Very rare first edition of Ramusio's map of China, Southeast Asia, Japan and the Philippines, being the third of three maps intended by Ramusio to extend from Asia to Africa. The map draws heavily from the voyage of Magellan. It provides an update from Gastaldi's of 1548, based upon new sources which became available during the intervening years. Suarez notes that Ramusio's treatment of the region is a great advance from the 1548 map, relying upon Portugese charts and the works of Joao de Barros as principal sources for the updates. Suarez discusses this map, the 1548 Geographia map and a later Lafreri map of 1561 in Chapter 11 of his work on the Mapping of Southeast Asia.
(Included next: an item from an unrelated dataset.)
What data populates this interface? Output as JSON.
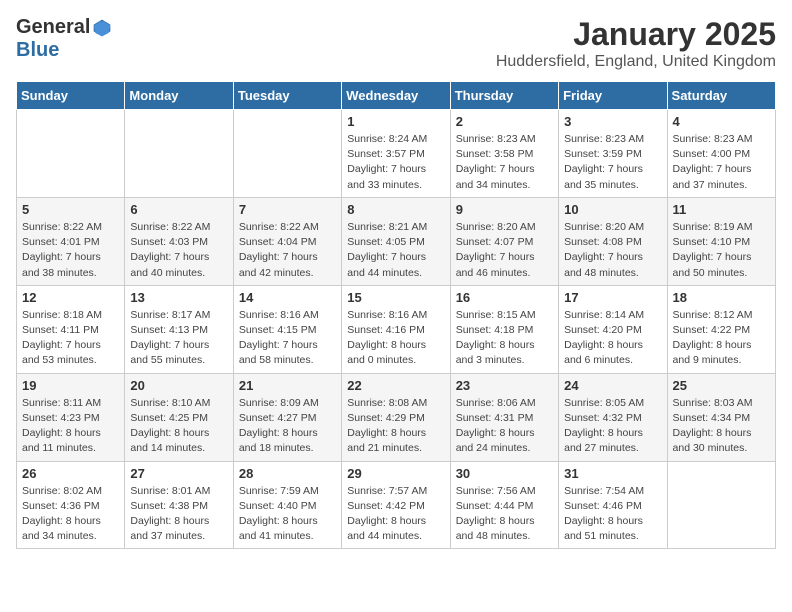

Among other important features of the map is that it is the first appearance of the name Philippines (Filipina) in any form on a European map. This map, which does not show Luzon, bears the name Filipina, applied to a narrow island to the east of Mindanao. The Spanish expedition leader Ruy Lopez de Villalobos bestowed the name Felipina on Leyte in honor of the young Crown Prince Philip (later Philip II) in 1543. The map first appeared in the second edition of Volume I of Giovanni Battista Ramusio's Delle Navigation e Viaggi. The 1554 Ramusio-Gastaldi map not only benefited from Antonio Pigafetta's account of Magellan's voyage for its mapping of the Philippines but also relied on newly published sources at the time. Among these sources is the account of the voyage from Mexico to the Philippines by Juan Gaytan and Villalobos. Giovanni Ramusio was Secretary to the Council of Ten in Venice for 43 years and his collection of reports on voyages among the most important works of the period. A nice example, with the usual thinning along the centerfold, but generally a fine dark impression. Suarez, Chapter 11;

Giovanni Battista Ramusio Biography

Giovanni Battista Ramusio (1485-1557) was an Italian geographer who worked within the Venetian Empire. His father had been a magistrate and he himself served as a civil servant to Venice. He served throughout Europe, allowing him to build up a network of informants and a collection of travel materials. He compiled this information into his enduring masterpiece, Navigationi et Viaggi, in 1550 (first volume) and 1556 (third volume). The second volume appeared after his death in 1559, as the original manuscript had been destroyed by a fire.